We know contact should be logged correctly but when should it be added as an activity or case? I’ll cover what case management is and a few ways the product can be used in the ‘real world’
What is case management?
‘The Case entity (aka tickets or incidents) provides incident-based tracking for issues that may arise from your customers, whether they are external or internal. It is designed to track the process from the initial intake of an incident, tracking the details throughout the remediation process, and through final resolution’ (Power Objects, The CRM Book)
The key thing here is ‘designed to track the process….’ This means that contact relating to an ongoing process (eg: Complaints/ASB) should be added as a case. These processes often have several steps and can involve multiple departments. A case also provides one place to visit when you’re having a discussion with your customer. Cases within Dynamics 365 have the concept of owners, so while activities (tasks, phone calls, emails etc) are allocated to colleagues across the business the case should be managed centrally to ensure the process is followed and the customer gets the service they expect.

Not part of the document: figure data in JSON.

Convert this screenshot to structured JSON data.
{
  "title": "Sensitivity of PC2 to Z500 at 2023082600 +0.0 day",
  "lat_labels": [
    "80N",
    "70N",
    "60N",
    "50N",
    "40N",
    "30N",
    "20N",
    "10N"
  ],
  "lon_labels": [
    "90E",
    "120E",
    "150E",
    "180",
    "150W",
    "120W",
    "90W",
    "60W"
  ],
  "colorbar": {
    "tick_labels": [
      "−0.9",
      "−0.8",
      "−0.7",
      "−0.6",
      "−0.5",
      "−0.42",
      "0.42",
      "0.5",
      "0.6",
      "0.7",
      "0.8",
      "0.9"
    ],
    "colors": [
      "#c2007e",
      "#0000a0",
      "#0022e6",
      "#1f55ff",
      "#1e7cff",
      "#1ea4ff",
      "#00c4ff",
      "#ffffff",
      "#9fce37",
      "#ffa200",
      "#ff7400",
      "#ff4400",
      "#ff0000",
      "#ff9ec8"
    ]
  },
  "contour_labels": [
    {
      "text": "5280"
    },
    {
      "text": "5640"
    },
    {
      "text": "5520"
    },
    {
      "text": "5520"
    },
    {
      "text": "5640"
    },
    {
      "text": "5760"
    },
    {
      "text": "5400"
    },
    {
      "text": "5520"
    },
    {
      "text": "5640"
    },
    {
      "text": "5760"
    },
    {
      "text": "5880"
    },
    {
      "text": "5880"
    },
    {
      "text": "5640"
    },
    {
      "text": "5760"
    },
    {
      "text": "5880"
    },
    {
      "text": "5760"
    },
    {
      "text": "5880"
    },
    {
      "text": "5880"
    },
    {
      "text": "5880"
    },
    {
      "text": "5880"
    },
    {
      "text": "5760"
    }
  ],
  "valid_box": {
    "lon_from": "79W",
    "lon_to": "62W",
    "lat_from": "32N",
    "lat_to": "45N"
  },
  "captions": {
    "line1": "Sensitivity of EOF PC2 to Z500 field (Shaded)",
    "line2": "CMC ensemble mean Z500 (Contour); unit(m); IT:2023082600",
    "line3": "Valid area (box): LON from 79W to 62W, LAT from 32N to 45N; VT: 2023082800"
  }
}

When Should I Create A Case?
I mentioned the key cases above but its really any process that wont be resolved at the first point of contact (Mutual Exchanges, Allocating a Property to name a couple ). Here’s a few examples of when you should and shouldn’t create a case:
|One off customer query (eg: How much is my weekly rent)||Add an activity to the customer (contact) record and complete it||No further action is required The detail is there for reference only. If the customer calls back and asks a follow up question you’ll have access to the previous response.|
|Customer calls to make a complaint||Create a case and add actions (activities) that need to be completed until the customer is happy to resolve the case||This is an ongoing process|
|Adding a customer update to an open ASB Case||Add an activity to the case. Complete it if no further action is required. |
Create and then assign an activity to a colleague if they are better placed to answer the query.
|The case is open and will be worked on by a colleague, its important that all actions relating to the issue are logged in one place.|
A case should only be resolved when all the activities (tasks, emails, phone calls etc) have been closed. Depending on the process and your procedure you may also need confirmation from the customer.
This is a bit of a grey area and will depend on a number of factors including business policy/procedures and reporting requirements. For example: If a customer has asked permission to do some DIY you would open a case and then update that accordingly. If they decide not to do the work you would document this and close the case. However, if a week later they call to say they’ve decided to go for it you may want to reactivate the old case, update it and keep it open until a decision is made.
However you decide to use Dynamics 365 consistency is key.